In line with the Pitchfork Culture, since beginning this career and embarking on this journey, I have run into a social phenomenon I’ll call cert shaming. I’ll even go so far as to say it goes both ways. And we’re going to examine this, and then I’ll chime in with why it may not be good to engage in the practice.
First thing we’ll talk about is less common in my view. Shaming or viewing certified reporters as inferior. There’s been a valid and true push for years for people to get certified. It’s come from NCRA in the form of things like the TRAIN initiative to other ideas like realtime for all. Overall, this is good. We all want each other to be at the top of our game. Any interview or correspondence I’ve had with any professional in the field has led to one conclusion, the field needs great reporters. As Doris Wong put it, the field need lions. But a counterculture grew from this. There are a great many reporters in states that do not require any licensure or certification, and from that culture grew people who asked: What does it do for me? More than that, that group can fall into cert shaming, seeing the certified as snobby or entitled without ever getting to know them. If you’re reading along and feel that way, I get it. But if you have no idea what I’m talking about, this counterculture holds one motto: You write better than I do, that doesn’t mean you are better than me.
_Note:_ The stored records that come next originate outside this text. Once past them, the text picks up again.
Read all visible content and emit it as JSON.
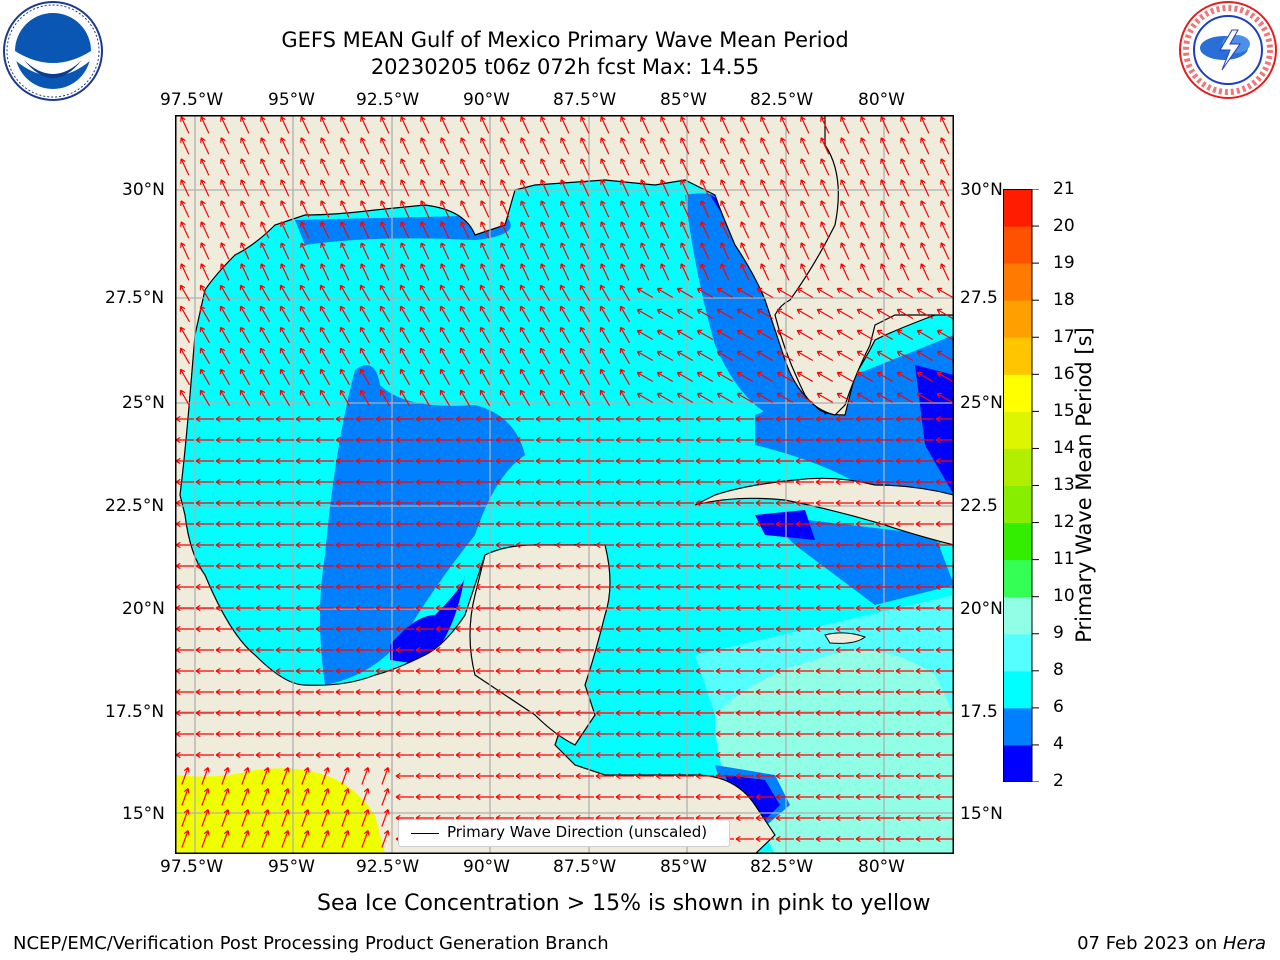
{
  "header": {
    "title_line1": "GEFS MEAN Gulf of Mexico Primary Wave Mean Period",
    "title_line2": "20230205 t06z 072h fcst   Max: 14.55"
  },
  "logos": {
    "left": "noaa-logo",
    "right": "national-weather-service-logo"
  },
  "map": {
    "lon_ticks": [
      "97.5°W",
      "95°W",
      "92.5°W",
      "90°W",
      "87.5°W",
      "85°W",
      "82.5°W",
      "80°W"
    ],
    "lat_ticks_left": [
      "30°N",
      "27.5°N",
      "25°N",
      "22.5°N",
      "20°N",
      "17.5°N",
      "15°N"
    ],
    "lat_ticks_right": [
      "30°N",
      "27.5",
      "25°N",
      "22.5",
      "20°N",
      "17.5",
      "15°N"
    ],
    "lon_range": [
      -98,
      -78.3
    ],
    "lat_range": [
      14,
      31.8
    ],
    "legend_label": "Primary Wave Direction (unscaled)",
    "colors": {
      "land": "#efecdc",
      "water_6_8": "#00ffff",
      "water_4_6": "#0080ff",
      "water_2_4": "#0000ff",
      "water_8_9": "#55ffff",
      "water_9_10": "#90ffe6",
      "ice_high": "#f0ff00",
      "arrow": "#ff0000",
      "grid": "#b0b0b0"
    }
  },
  "colorbar": {
    "label": "Primary Wave Mean Period [s]",
    "ticks": [
      "2",
      "4",
      "6",
      "8",
      "9",
      "10",
      "11",
      "12",
      "13",
      "14",
      "15",
      "16",
      "17",
      "18",
      "19",
      "20",
      "21"
    ],
    "colors": [
      "#0000ff",
      "#0080ff",
      "#00ffff",
      "#55ffff",
      "#90ffe6",
      "#33ff55",
      "#33ee00",
      "#88ee00",
      "#b2ee00",
      "#ddf500",
      "#ffff00",
      "#ffc600",
      "#ffa000",
      "#ff7a00",
      "#ff5200",
      "#ff1c00"
    ]
  },
  "bottom_note": "Sea Ice Concentration > 15% is shown in pink to yellow",
  "footer": {
    "left": "NCEP/EMC/Verification Post Processing Product Generation Branch",
    "date": "07 Feb 2023 on ",
    "host": "Hera"
  }
}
Then, of course, we have the other end of the spectrum. We have folks out there in our community that get these certifications and then decide that the uncertified are the unfit. There’s no gray area or middle ground, there’s certified or not. It doesn’t matter if you take continuing education courses, write realtime, or are out there making the field shine in your own little way. No certs, no credit, full shame.
Here is the great thing about what I am about to say: You don’t have to believe me. You can go about your business and live with a long and shining career. But here’s where I’m coming from strategically. The next time you feel like someone is inferior as a professional or reporter, examine why. If all it comes down to is whether they passed a test, then I challenge you to re-examine that view. Why? Unity. Teamwork. Commitment to one another. Commitment to this field.
We have all been stuck in a substandard position at one time or another because of somebody. We all have our own idea of what constitutes a good reporter and a bad reporter. If we take that pain and disappointment and use it to tear down the next person, we lose our ability to work together on the issues that matter. On the flip side, if you take that pain and encourage the next person to do better, to reach up and be the best reporter they can be, you’re breaking the cycle and making things a little bit better. In time, I hope we can tackle big questions together. What makes us good beyond the certs? What makes us attractive to lawyers, judges, and clients? Would the NCRA benefit from allowing uncertified people in its membership? How do we balance things so that neither the certified nor uncertified feel disenfranchised? Can we? Have we already?
Whatever your answers, know that there are other professionals out there looking to you for guidance and example, and perhaps the greatest thing you can do for them is lend your perspective firmly but politely. For a quick example, I am among the uncertified, but with every single student I have ever mentored, I have set out the truth I felt most beneficial: You can succeed regardless, and if you go for those certs you give it your all and get them. Shame your fellow reporter, and to our collective shame they may leave our field one weaker. Encourage them to do well, and they will do well.